Agreement frees woman who remained jailed over fine

Published 12:10 pm Wednesday, September 20, 2006

ATLANTA — A woman who was held at a halfway house eight months past her 120-day sentence because she could not pay a $705 fine has been released.

Ora Lee Hurley, 45, was released Tuesday after an agreement between the Georgia Department of Corrections and the Southern Center for Human Rights, which had filed a lawsuit over the case.

Despite having a job at a restaurant, Hurley was unable to pay the fine because she also had to pay the state $600 a month for room and board at the Gateway Diversion Center in Atlanta, her attorneys said. She also had to spend another $76 for other expenses.

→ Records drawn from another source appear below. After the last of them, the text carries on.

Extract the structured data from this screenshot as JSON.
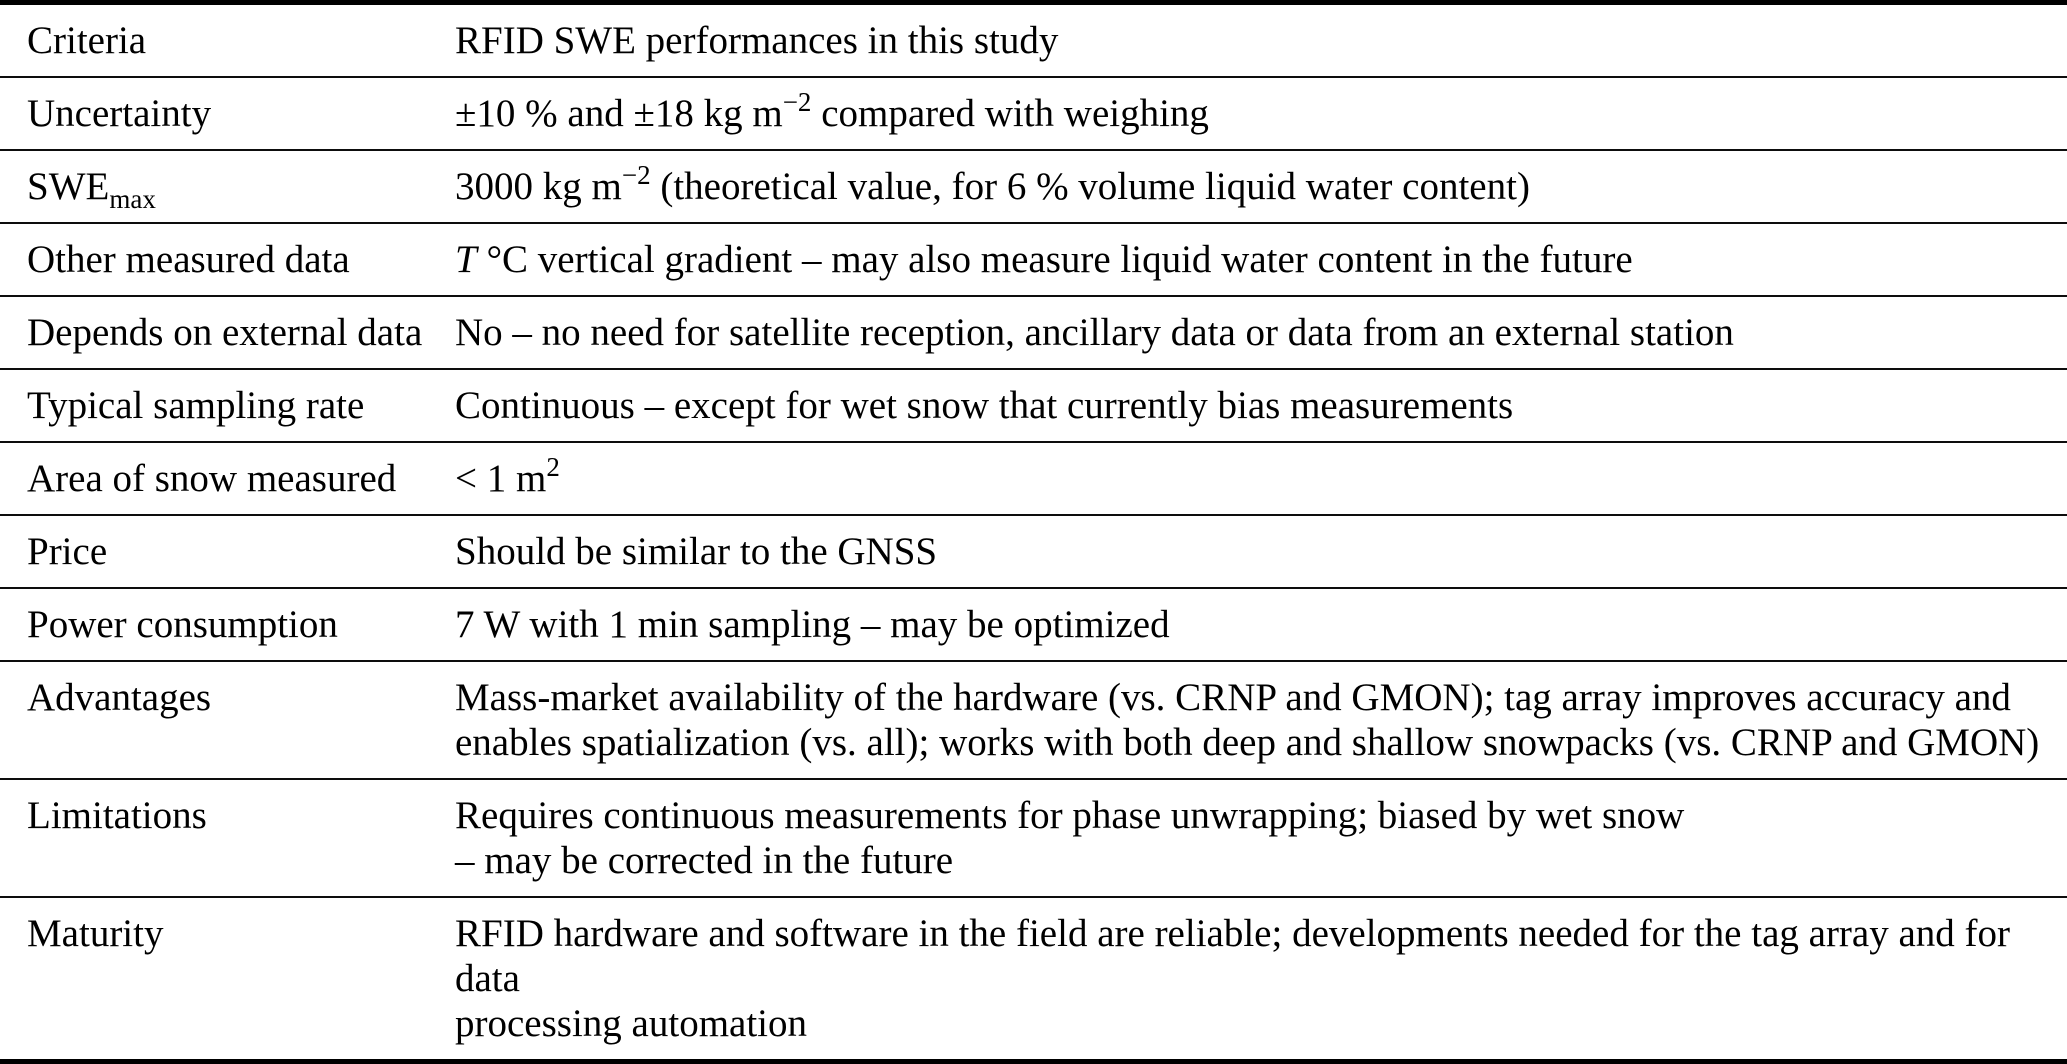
{
  "colors": {
    "text": "#000000",
    "background": "#ffffff",
    "rule": "#000000"
  },
  "table": {
    "name": "rfid-swe-performance-table",
    "columns": [
      "Criteria",
      "RFID SWE performances in this study"
    ],
    "rows": [
      {
        "label": [
          {
            "t": "Criteria"
          }
        ],
        "value": [
          {
            "t": "RFID SWE performances in this study"
          }
        ]
      },
      {
        "label": [
          {
            "t": "Uncertainty"
          }
        ],
        "value": [
          {
            "t": "±10 % and ±18 kg m"
          },
          {
            "t": "−2",
            "s": "sup"
          },
          {
            "t": " compared with weighing"
          }
        ]
      },
      {
        "label": [
          {
            "t": "SWE"
          },
          {
            "t": "max",
            "s": "sub"
          }
        ],
        "value": [
          {
            "t": "3000 kg m"
          },
          {
            "t": "−2",
            "s": "sup"
          },
          {
            "t": " (theoretical value, for 6 % volume liquid water content)"
          }
        ]
      },
      {
        "label": [
          {
            "t": "Other measured data"
          }
        ],
        "value": [
          {
            "t": "T",
            "s": "i"
          },
          {
            "t": " °C vertical gradient – may also measure liquid water content in the future"
          }
        ]
      },
      {
        "label": [
          {
            "t": "Depends on external data"
          }
        ],
        "value": [
          {
            "t": "No – no need for satellite reception, ancillary data or data from an external station"
          }
        ]
      },
      {
        "label": [
          {
            "t": "Typical sampling rate"
          }
        ],
        "value": [
          {
            "t": "Continuous – except for wet snow that currently bias measurements"
          }
        ]
      },
      {
        "label": [
          {
            "t": "Area of snow measured"
          }
        ],
        "value": [
          {
            "t": "< 1 m"
          },
          {
            "t": "2",
            "s": "sup"
          }
        ]
      },
      {
        "label": [
          {
            "t": "Price"
          }
        ],
        "value": [
          {
            "t": "Should be similar to the GNSS"
          }
        ]
      },
      {
        "label": [
          {
            "t": "Power consumption"
          }
        ],
        "value": [
          {
            "t": "7 W with 1 min sampling – may be optimized"
          }
        ]
      },
      {
        "label": [
          {
            "t": "Advantages"
          }
        ],
        "value": [
          {
            "t": "Mass-market availability of the hardware (vs. CRNP and GMON); tag array improves accuracy and"
          },
          {
            "s": "br"
          },
          {
            "t": "enables spatialization (vs. all); works with both deep and shallow snowpacks (vs. CRNP and GMON)"
          }
        ]
      },
      {
        "label": [
          {
            "t": "Limitations"
          }
        ],
        "value": [
          {
            "t": "Requires continuous measurements for phase unwrapping; biased by wet snow"
          },
          {
            "s": "br"
          },
          {
            "t": "– may be corrected in the future"
          }
        ]
      },
      {
        "label": [
          {
            "t": "Maturity"
          }
        ],
        "value": [
          {
            "t": "RFID hardware and software in the field are reliable; developments needed for the tag array and for data"
          },
          {
            "s": "br"
          },
          {
            "t": "processing automation"
          }
        ]
      }
    ]
  }
}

But the legal Catch-22 was resolved when officials agreed to apply part of Hurley’s rent payments toward her fine, said Bill Amideo, general counsel for Corrections.

“We’re looking at all the circumstances of the case,” Amideo said. “We’re going to look at the system to see if there are other cases like this that need to be addressed.”

Hurley, who was serving time at the diversion center for a probation violation, will be turned over to law enforcement officials in Sumter County where she faces drug possession charges from July 2005, said Sarah Geraghty, a lawyer for the Southern Center for Human Rights. Hurley was in the Atlanta diversion center for a 1991 probation violation stemming from another drug arrest.

“We’re grateful to the Department of Corrections for taking immediate steps to remedy the problem,” Geraghty said after a brief hearing before Fulton County Superior Court Judge John Goger where the settlement was announced.

Geraghty had earlier called Hurley’s situation “another debtor’s prison case.”